CdS: Napoli, 21 anni dopo

C’è un velo di polvere sulla memoria ma quel viaggio a ritroso – che poi magicamente di­viene un’immersione nel futuro ­è un block notes dal quale emer­ge la malinconia del bel tempo che fu e poi la felicità d’una real­tà (finalmente) dorata; e tra una pagina allaltra, sfogliando ciò che;è stato e assaporando ciò che cè, la storia che traspira da quei fogli immagi­nari è una boccata d’energia, un cock­tail d’emozione. Il Napoli contenuto in quel caleidoscopio è un festival d’eroi d’amare per sempre e da Maradona a Lavezzi, da Careca a Lavezzi, da Zola ad Hamsik, dal 7 novembre del 1990 al 14 set­tembre del 2011, c’è un filo az­zurro che collega gesta ed idoli e colma quel vuoto ventennale riempito dai ricordi e dalle spe­ranze.

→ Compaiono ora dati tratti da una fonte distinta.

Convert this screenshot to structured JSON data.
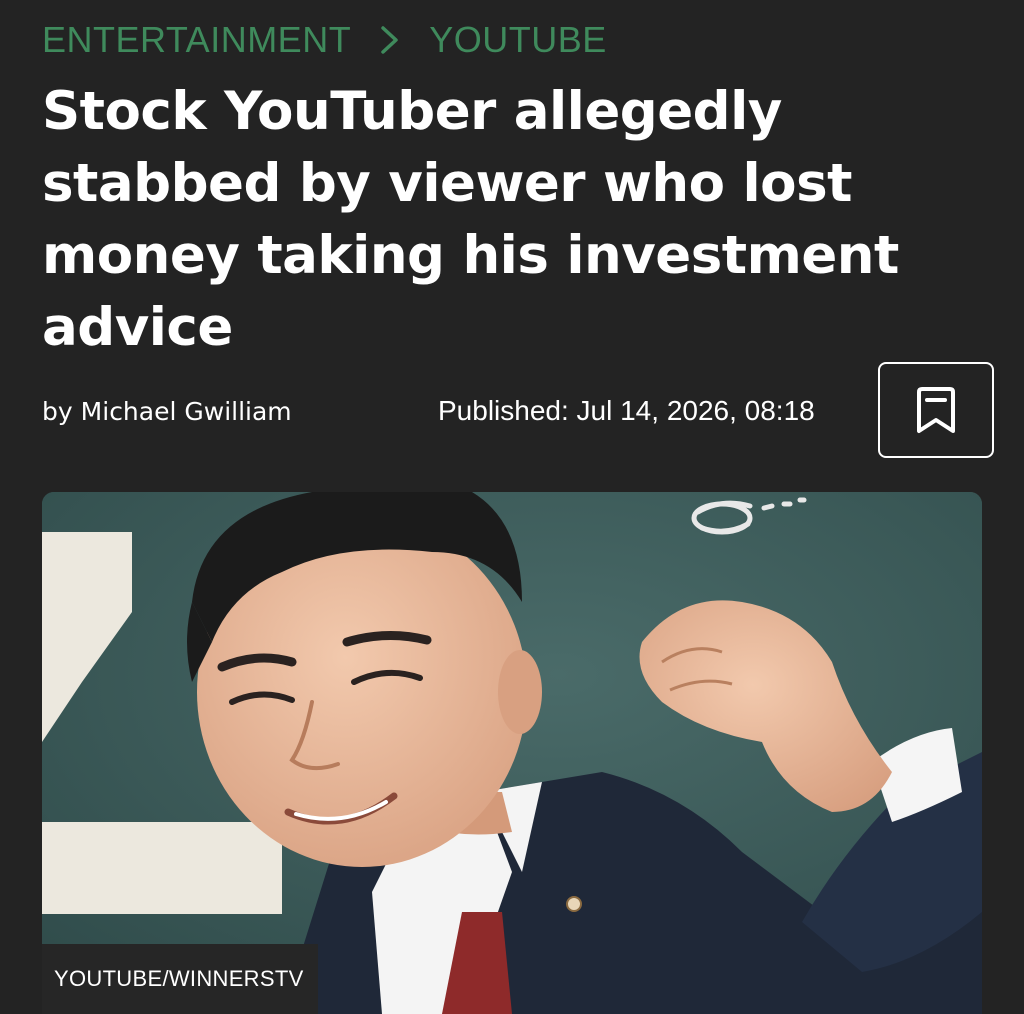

COM’ERANO – Il freddo, il gelo e un sipario che cala mestamente su un’epoca: ciò che resta di quei favolosi anni ‘80 e ‘90 è un poster ridondante di date simbolo, però Mosca costituisce il passo d’ad­dio con l’estabilishment, il con­gedo ( annunciato) dal ghota, la frattura tra l’universo onirico ( che culmina con il primo scu­detto e la coppa Uefa) e l’antica­mera dell’inferno (che si spalan­ca gradualmente, attraverso la crisi economica). In Spartak-Na­poli è rappresentata, tout court, la caduta degli dei e la partita, in sé, resta persino un’appendice ri­spetto alla vigilia tormentata, persi­no dolorosa, ch’esibisce pubbli­camente i disagi di Maradona e trasci­na verso il Calvario. L’inizio del­la fine è in quel caos ingoverna­bile nel quale il Napoli piomba poco prima del decollo, quando scopre che Diego preferisce ri­manere in via Scipione Capece prigioniero di se stesso, delle sue debolezze: lo 0-0 al novantesimo, senza Careca e con Maradona ­arrivato poi in charter – che do­po un’ora sostituisce Zola, è una beffa concessa dal destino, poi crudele dal dischetto per un 5-3 che fa da buttafuori dalla Coppa Campioni.


IL TRAMONTO
– La generazione di fenomeni comincia a traslocare rapidamente, ma ventuno anni fa, prima dell’uscita di scena da quel palcoscenico per stel­le, l’eredità degli anni ‘ 80 re­stava tecnicamente sontuosa: certo minata dalla trasforma­zione dei tempi, dall’avvento di Berlusconi, dal potere econo­mico di Inter e Juventus, dal­l’esplosione della Sampdoria di Mantovani, e però comunque seducente. Il ri­gurgito d’orgo­glio che conse­gna al Napoli il secondo scudet­to è però sublimato pure da una squadra che fonde la scuola italiana ( Ferrara, Crippa, De Napoli, Mauro, Carnevale, Zola) a un’espressione indiscutibil­mente elevata di talento inter­nazionale (Maradona e Careca, con il sostegno tattico di Ale­mao) e quel trionfo, però, oc­culta le emergenti difficoltà economiche d’un club (presie­duto da Ferlaino e governato strategicamente da Luciano Moggi) che ha pure meno risor­se rispetto ai concorrenti.


COME SONO CAMBIATI
– Il re è solo, persino nudo, e il Napoli s’ag­grappa all’arte di arrangiarsi (via tutte le stelle, da Ferrara a Crippa e da Cannavaro a Zola), s’imbatte in una serie di avvi­cendamenti al vertice societa­rio, viene salvato attraverso una serie di contorsioni, ballonzola sulle plusvalenze, resiste sino al ‘98 in serie A, crolla tra le brac­cia dell’ingegner Ferlaino in se­rie B, risorge mo­mentaneamente per un anno, poi s’ag­groviglia in una se­rie di gestioni insoli­te ( il duopolio Cor­belli- Ferlaino) o managerialmente terrificanti (Naldi) e trasforma in mise­ria la nobiltà, presentandosi al­la Fallimentare dal portone principale: ad agosto del 2004, gli scudetti finiscono con i rim­pianti – e un cumulo di debiti in­sopportabile per chiunque – nel­lo scantinato ed il san Paolo è di­venuto un guscio vuoto, un de­serto sulle cui dune spuntano Lavezzi e Gargano, Hamsik e De Sanctis, Paolo Cannavaro e Ca­vani. Manchester- Napoli non è un miraggio, ragazzi!